Nvidia is seeking to build a research and development centre in Shanghai that would help the world’s leading maker of artificial intelligence processors stay competitive in China, where its sales have slumped due to tightening US export controls.
Chief executive Jensen Huang discussed the plan with Shanghai’s mayor Gong Zheng when they met in the Chinese city last month, according to two people with knowledge of the matter. Nvidia is leasing a new office space in Shanghai to accommodate existing employees as well as a potential expansion.
According to people with knowledge of the plans, the R&D centre would research the specific demands of Chinese customers and the complex technical requirements needed to satisfy Washington’s curbs.
The actual core design and production will remain overseas however, due to legal sensitivity around transferring intellectual property to China. Nvidia said: “We are not sending any GPU designs to China to be modified to comply with export controls.”
The Shanghai team would also work on global R&D projects including verification of chip designs, optimisation of existing products and sector focus research such as autonomous driving, people with knowledge of the matter said.
Huang also wants to ensure access to top artificial intelligence talent based in China. Nvidia is currently advertising roles based in Shanghai, including engineers to help “guide the development of next-generation deep learning hardware and software”, and “develop and optimise ASIC designs that compete on a global scale”.
The Shanghai government had shown preliminary support for such plans, while Nvidia was lobbying the US administration for approval, said one of the people. The Silicon Valley company has about 2,000 employees in the Chinese city, mostly in sales and related support functions.
Nvidia is expanding its research footprint in China as it seeks to maintain a leadership position in one of its largest overseas markets, where it fears local competitors led by Huawei could take over by offering a rival AI ecosystem.
While China accounted for about 14 per cent of Nvidia’s revenues last year, at about $17bn, Huang has estimated it could be a $50bn market in a couple of years.
“We want to build the world’s AI [where] American standards are being adopted around the world,” Huang said last week at a Milken Institute event. “If we leave a market altogether, there’s no question somebody else would step in. Huawei, for example, is very formidable . . . they’ll step in.”
The Trump administration issued a warning this week to American and foreign companies around the world that the use of AI chips manufactured by Huawei could trigger criminal penalties for violating US export controls.
Huang flew to Beijing to meet Chinese vice-premier He Lifeng on April 17, days after new export restrictions were imposed on Nvidia’s H20 chip, a watered-down model that had already been redesigned to comply with Biden-era controls limiting sales to China.
Given the restrictions on its best-selling chips in China, Nvidia is offering L20 processors — lower-end chips without high-bandwidth memory and with less computing power — to Chinese clients as an alternative, according to people with knowledge of the matter.

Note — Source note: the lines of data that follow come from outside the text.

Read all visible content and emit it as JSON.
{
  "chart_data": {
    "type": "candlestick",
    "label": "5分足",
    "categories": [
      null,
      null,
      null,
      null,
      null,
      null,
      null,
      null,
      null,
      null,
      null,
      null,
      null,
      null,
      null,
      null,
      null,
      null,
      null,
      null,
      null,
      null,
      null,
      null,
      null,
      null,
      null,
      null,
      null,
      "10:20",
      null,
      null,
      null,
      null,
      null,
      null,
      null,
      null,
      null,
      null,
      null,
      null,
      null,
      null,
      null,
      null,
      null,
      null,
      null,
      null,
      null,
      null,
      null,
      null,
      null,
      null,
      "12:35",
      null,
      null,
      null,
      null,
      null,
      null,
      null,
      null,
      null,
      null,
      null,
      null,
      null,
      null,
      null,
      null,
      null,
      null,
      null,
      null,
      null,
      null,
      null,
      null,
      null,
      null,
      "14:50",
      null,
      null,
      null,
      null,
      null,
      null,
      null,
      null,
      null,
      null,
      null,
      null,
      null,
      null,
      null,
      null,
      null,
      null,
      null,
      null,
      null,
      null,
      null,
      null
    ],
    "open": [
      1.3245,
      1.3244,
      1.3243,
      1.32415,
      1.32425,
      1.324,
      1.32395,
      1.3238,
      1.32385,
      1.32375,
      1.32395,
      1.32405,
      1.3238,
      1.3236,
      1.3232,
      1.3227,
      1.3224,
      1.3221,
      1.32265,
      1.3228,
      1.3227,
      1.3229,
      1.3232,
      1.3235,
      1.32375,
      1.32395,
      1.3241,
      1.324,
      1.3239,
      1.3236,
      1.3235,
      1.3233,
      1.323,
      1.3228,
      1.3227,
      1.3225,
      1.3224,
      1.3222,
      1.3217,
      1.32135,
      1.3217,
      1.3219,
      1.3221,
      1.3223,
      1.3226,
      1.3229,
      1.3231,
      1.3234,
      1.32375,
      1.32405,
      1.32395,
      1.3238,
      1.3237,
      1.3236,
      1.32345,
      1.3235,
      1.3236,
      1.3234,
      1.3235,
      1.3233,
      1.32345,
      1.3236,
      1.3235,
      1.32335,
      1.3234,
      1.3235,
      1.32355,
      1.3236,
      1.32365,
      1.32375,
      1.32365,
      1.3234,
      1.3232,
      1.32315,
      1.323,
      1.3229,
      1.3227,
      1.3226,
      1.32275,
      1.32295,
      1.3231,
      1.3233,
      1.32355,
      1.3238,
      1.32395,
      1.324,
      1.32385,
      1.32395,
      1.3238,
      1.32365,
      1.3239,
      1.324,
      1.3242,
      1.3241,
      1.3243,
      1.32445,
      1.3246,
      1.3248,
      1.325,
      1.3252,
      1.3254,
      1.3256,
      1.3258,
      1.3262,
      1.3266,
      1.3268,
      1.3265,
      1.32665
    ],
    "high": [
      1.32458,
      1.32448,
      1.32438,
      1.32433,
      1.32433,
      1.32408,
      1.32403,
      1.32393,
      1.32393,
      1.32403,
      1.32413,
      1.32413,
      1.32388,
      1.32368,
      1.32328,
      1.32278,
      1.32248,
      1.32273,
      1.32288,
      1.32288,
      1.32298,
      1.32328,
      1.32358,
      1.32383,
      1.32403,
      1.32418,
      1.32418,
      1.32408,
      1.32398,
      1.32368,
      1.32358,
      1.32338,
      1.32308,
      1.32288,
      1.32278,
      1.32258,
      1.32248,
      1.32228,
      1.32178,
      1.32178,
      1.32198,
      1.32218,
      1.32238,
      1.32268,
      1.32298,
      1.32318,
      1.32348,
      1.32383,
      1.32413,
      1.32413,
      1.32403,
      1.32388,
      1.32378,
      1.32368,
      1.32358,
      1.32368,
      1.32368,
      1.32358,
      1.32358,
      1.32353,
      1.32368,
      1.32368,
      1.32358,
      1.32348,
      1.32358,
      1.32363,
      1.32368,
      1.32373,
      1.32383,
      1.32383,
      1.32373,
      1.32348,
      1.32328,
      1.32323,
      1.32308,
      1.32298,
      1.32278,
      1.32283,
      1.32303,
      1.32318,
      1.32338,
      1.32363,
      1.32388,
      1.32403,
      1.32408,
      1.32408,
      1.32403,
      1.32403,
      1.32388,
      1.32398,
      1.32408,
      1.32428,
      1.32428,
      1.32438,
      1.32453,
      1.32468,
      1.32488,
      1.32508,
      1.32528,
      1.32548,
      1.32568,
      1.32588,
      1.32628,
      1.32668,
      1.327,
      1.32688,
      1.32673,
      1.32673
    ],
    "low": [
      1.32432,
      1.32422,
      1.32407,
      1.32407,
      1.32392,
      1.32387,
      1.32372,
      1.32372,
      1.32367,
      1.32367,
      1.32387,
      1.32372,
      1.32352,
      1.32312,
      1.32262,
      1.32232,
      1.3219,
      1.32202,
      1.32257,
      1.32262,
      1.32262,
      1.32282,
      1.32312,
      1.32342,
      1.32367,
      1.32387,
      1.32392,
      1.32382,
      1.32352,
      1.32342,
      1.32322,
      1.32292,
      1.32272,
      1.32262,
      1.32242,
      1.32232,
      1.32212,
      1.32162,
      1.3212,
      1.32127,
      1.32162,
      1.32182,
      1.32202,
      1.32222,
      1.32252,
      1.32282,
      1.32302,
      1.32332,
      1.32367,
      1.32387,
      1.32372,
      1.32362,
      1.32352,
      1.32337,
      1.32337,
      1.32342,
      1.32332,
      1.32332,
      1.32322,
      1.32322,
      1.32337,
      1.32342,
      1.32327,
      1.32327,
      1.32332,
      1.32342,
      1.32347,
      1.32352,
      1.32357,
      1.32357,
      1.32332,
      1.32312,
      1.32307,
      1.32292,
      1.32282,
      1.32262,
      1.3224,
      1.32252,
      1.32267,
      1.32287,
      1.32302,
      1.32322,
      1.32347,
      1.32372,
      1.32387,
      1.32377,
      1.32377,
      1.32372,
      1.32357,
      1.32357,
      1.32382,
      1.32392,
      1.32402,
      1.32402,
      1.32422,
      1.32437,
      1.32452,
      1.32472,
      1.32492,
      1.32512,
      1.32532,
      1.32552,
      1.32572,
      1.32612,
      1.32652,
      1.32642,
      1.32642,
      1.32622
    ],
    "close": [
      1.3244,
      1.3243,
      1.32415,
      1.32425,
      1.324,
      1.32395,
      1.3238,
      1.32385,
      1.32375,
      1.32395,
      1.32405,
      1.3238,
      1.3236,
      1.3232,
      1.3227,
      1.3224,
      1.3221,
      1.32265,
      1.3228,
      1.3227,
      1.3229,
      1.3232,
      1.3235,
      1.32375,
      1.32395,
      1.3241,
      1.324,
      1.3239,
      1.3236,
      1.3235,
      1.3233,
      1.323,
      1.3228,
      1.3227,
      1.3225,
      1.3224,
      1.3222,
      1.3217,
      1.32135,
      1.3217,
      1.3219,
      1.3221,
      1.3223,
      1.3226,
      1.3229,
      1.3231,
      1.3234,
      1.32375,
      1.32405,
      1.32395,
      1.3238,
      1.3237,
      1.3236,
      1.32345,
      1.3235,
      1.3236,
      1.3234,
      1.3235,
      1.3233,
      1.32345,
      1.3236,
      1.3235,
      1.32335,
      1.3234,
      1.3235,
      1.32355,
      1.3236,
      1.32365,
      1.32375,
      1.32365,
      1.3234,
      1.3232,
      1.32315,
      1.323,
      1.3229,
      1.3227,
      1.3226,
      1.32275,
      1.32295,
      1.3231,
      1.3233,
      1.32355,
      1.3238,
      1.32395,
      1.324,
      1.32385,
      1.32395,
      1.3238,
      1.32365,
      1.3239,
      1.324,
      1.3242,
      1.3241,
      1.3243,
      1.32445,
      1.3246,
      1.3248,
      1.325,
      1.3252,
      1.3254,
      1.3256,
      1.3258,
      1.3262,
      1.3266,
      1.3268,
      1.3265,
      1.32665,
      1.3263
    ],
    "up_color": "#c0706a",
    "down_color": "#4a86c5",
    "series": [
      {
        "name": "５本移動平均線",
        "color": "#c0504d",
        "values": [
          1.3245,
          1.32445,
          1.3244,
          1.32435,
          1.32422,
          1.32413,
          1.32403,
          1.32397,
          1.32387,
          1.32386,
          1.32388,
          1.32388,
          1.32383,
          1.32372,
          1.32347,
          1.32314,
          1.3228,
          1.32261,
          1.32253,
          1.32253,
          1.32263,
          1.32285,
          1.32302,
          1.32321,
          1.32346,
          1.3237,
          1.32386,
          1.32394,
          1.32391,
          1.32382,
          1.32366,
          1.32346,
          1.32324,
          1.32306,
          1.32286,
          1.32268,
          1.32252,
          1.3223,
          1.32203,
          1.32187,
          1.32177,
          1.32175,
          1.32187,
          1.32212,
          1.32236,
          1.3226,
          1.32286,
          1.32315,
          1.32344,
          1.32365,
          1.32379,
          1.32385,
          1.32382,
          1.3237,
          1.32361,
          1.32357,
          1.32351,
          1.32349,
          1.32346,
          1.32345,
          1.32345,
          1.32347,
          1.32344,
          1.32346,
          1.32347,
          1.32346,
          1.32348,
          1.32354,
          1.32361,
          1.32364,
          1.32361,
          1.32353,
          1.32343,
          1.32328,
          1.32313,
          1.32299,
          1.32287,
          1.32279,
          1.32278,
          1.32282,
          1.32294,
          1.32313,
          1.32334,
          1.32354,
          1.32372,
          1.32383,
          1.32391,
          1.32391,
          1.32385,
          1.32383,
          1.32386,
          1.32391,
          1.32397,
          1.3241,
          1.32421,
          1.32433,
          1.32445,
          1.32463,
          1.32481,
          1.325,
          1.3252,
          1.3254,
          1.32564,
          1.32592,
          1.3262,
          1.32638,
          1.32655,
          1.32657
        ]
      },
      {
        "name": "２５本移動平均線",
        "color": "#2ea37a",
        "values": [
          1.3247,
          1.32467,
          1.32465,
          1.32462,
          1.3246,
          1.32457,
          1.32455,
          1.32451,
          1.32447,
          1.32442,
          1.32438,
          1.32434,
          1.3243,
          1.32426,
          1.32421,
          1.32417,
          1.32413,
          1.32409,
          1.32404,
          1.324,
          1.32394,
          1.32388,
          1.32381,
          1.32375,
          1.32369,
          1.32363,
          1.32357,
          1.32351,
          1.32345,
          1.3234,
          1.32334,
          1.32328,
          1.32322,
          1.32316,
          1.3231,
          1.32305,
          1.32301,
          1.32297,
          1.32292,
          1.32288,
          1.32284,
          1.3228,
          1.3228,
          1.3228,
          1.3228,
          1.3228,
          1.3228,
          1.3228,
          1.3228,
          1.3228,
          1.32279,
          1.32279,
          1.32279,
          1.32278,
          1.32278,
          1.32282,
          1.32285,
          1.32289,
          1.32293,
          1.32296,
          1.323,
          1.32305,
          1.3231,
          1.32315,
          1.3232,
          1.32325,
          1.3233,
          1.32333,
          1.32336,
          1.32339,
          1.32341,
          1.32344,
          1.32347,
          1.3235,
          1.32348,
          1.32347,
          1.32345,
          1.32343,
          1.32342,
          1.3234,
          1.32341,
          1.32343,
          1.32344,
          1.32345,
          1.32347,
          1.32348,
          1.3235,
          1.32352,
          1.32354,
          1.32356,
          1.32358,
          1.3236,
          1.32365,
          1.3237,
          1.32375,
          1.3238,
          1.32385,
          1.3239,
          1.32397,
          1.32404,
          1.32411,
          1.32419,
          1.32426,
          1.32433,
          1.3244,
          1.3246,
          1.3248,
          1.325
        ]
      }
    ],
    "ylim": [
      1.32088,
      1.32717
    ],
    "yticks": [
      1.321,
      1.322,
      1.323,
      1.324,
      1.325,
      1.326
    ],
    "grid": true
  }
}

Tech giants are understood to be hesitant to put in orders because the processors cannot compete with rival Chinese products on performance.
“We are in an awkward situation where we either choose a worse Nvidia chip that runs on [its software system] Cuda, which means lower operational cost, or switch to Chinese chips altogether and live through the pain of switching systems,” said one executive at a leading Chinese tech firm.
Clients led by ByteDance, Alibaba and Tencent are monitoring geopolitical developments to evaluate whether Nvidia could offer a redesigned high-end chip to meet their needs. While Nvidia was exploring various options, there were no finalised plans because of legal uncertainty, the people said.